Bayern verklagt VW - Pressestimmen

Neue Schadenersatzforderung

bayerm-verklagt-vw-pressestimmen © Fotolia_Orlando Bellini
Jetzt auch noch Bayern. Inzwischen ist VW es ja gewöhnt, verklagt zu werden: In den USA muss der Autokonzern knapp 15 Milliarden Dollar Strafen und Entschädigungen an VW-Besitzer zahlen. Und auch in Deutschland beginnt ein weiteres Klage-Kapitel.
Der Freistaat Bayern fordert wegen der Folgen des Abgasskandals Schadenersatz. Bayerns Finanzminister Söder sagte, es gehe um die Aktienkursverluste, die dem bayerischen Pensionsfonds aufgrund der Manipulationen an Diesel-Fahrzeugen entstanden seien.
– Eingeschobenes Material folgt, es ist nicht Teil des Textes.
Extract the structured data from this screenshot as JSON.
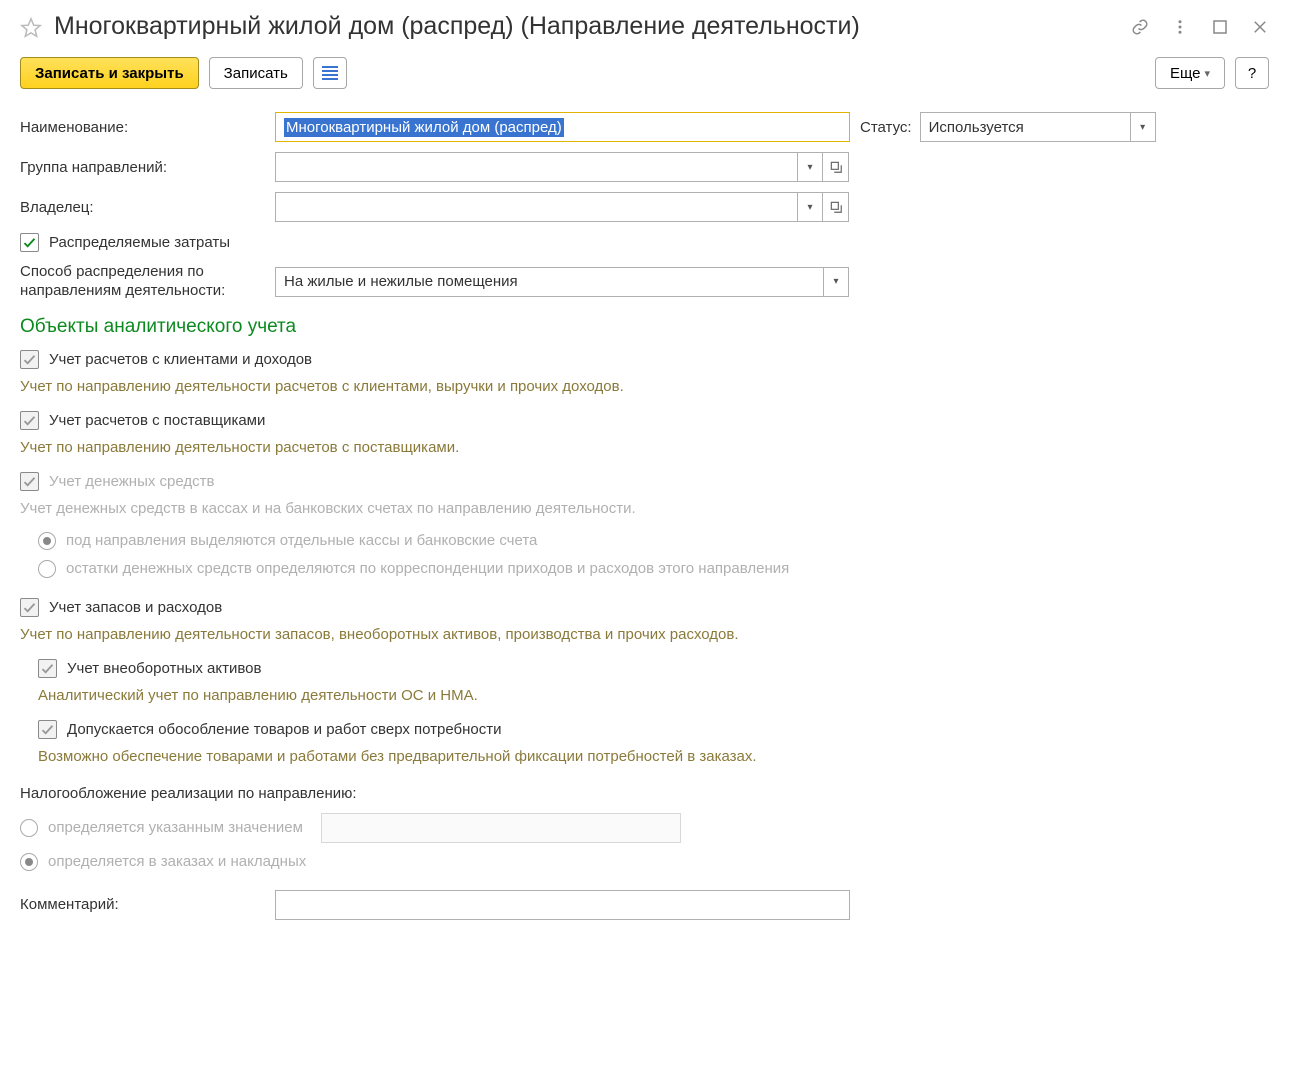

"Es geht nur um 700.000 Euro und damit um eine Summe, die den Autokonzern Volkswagen nicht aus der Bahn werfen wird“, meint die FAZ. „In der Klage des Freistaates Bayern gegen Volkswagen steckt aber mehr Musik. Denn sie untermalt die Zurückhaltung des VW-Großaktionärs Niedersachsen. Niedersachsen ist zweitgrößter Aktionär von VW; Ministerpräsident Weil und sein Finanzminister sitzen im Aufsichtsrat. Was aber macht das Land aus seiner privilegierten Position in der größten Krise der Unternehmensgeschichte? So gut wie nichts. Der bodenständige Weil sollte es hassen, wie er vom Management und der Familie an der Nase herumgeführt wird. Gerade weil VW für Niedersachsen so wichtig ist, sollte das Land sich ebenfalls wie ein normaler Aktionär verhalten. - und seine Rechte mit allen Mitteln einfordern".

Die SÜDDEUTSCHE ZEITUNG hält die Klage des Freistaats hingegen für bloßen Aktionismus: "Fast jeder denkt: 'Ja, ja, der Söder' und meint damit, dass es sich halt wieder um eine Publicity-Nummer handele. So falsch ist der Verdacht nicht. Es geht nur um bis zu 700.000 Euro Schadenersatz dafür, dass der Pensionsfonds der bayerischen Beamten womöglich Aktienverluste erlitten hat, die er vielleicht nicht gehabt hätte, wenn, wenn, wenn. Dieses Wenn klären längst BaFin und die Staatsanwaltschaft. Da hätte Söder abwarten und gegebenenfalls später Klage einreichen können".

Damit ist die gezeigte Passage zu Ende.